EXHIBIT #3: U.S. EQUITY HOLDINGS VS. THREE-YEAR AVERAGE – SEMICONDUCTORS AND MINING
Source: BNY
Our take
The push to develop U.S. mining capacity for copper, rare earths and other key metals and minerals is reflected in equity holdings. Mining sector holdings are up 20% over the past year, running well above the three-year average. Investors appear less concerned about by U.S. semiconductors investment efforts. The holdings are just at the three-year average and have witnessed a 70% drift from June 2024 highs to May 2025 lows. Semiconductor shortages remain central to concerns about the durability of the AI investment thesis.
Forward look
Materials tension are visible in U.S. equity performance across sectors. GM and Tesla have been clear about their EV dependence on lithium, nickel, cobalt, and some rare earths. Tesla has a $4.5bn raw material inventory to help mitigate some of the volatility. Semiconductor stocks carry greater exposure and have felt the pain of China’s supply controls since 2024. Key companies like Skyworks, Navitas, Qorvo and Power Integrations rely on gallium and germanium for their chips used in power and RF applications. Nvidia holds a $3.8bn raw materials inventory, with 50% of its supply chain costs exposed to these dynamics. Investment flows suggest mining and semiconductors are deeply interlinked, suggesting China will retain a key role even as alternative supply chains develop.

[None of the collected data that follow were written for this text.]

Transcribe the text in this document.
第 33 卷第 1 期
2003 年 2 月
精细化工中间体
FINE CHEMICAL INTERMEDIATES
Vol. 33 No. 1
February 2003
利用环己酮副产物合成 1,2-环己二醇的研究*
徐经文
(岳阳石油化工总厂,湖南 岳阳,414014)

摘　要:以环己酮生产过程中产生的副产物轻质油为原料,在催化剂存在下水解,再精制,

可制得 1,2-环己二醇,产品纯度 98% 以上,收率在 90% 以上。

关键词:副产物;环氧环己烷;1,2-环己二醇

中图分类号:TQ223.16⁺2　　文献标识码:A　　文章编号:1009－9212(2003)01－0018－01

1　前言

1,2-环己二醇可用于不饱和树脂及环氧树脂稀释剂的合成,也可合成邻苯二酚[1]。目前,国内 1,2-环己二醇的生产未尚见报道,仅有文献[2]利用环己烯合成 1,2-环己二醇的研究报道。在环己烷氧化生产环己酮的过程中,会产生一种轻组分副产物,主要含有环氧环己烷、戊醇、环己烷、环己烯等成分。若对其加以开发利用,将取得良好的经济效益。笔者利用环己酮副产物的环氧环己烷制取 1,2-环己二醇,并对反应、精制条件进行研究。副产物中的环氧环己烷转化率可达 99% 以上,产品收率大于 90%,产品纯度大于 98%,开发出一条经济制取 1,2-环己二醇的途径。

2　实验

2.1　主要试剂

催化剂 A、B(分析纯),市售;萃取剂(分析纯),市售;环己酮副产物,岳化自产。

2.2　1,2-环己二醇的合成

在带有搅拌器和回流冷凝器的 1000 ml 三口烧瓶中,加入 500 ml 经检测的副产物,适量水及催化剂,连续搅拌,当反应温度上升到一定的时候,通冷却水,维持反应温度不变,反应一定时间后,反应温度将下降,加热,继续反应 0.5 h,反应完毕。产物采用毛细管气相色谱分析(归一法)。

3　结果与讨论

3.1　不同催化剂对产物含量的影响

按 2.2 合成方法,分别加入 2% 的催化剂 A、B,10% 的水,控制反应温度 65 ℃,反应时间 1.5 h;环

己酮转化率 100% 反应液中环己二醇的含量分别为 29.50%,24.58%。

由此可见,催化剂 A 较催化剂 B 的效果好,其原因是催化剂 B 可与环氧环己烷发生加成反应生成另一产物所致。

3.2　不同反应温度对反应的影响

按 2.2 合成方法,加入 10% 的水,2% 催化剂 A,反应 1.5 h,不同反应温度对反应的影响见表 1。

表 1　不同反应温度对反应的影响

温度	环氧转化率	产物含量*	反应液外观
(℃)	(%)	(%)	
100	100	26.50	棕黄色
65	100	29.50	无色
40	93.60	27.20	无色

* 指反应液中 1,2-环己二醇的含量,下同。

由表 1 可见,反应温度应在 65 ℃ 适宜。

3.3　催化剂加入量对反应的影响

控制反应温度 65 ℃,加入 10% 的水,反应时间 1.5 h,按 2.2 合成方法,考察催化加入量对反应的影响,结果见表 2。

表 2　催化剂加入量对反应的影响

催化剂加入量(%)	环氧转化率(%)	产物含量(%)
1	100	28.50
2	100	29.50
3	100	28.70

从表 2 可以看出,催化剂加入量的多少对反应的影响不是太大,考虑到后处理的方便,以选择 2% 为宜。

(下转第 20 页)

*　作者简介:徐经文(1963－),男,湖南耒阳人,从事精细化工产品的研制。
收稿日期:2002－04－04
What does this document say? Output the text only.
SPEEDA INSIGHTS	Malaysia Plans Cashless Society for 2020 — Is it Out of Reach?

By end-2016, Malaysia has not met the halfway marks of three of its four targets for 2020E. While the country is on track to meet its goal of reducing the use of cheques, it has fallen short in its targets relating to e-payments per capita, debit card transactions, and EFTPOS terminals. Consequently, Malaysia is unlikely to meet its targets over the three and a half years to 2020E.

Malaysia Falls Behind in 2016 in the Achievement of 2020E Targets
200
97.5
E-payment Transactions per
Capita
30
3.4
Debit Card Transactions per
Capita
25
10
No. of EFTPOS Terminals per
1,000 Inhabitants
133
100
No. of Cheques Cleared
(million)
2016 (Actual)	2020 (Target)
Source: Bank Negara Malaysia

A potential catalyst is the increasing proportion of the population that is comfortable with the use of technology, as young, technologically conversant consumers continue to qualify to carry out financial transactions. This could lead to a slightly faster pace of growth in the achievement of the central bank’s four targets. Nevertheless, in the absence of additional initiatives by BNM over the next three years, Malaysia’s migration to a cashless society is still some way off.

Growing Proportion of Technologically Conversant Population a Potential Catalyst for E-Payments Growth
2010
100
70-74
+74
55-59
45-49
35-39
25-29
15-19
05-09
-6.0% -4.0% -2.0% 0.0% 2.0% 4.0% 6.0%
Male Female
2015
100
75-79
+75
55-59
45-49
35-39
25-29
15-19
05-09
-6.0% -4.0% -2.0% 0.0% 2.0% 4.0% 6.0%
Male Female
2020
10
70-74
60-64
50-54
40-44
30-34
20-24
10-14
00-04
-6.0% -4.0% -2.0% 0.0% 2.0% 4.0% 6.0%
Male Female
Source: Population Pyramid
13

The upcoming Trump–Xi summit could reset expectations across global markets, particularly around supply chains, trade and strategic commodities. While oil has dominated recent headlines, the longer-term focus is shifting toward rare earths, lithium and critical minerals that underpin AI, semiconductors, and energy transition technologies. Investors will be watching for signs of whether the U.S. can diversify supply chains away from China or whether interdependence remains entrenched. Equity positioning suggests skepticism, with China still underweighted despite its central role in global production networks. At the same time, U.S. markets continue to command premium valuations, supported by AI leadership but increasingly exposed to supply chain vulnerabilities. Geopolitical tensions and corporate investment decisions – particularly in semiconductors and mining – will shape capital flows. Ultimately, clarity on trade frameworks and resource access will determine whether markets can sustain current valuations or face renewed volatility.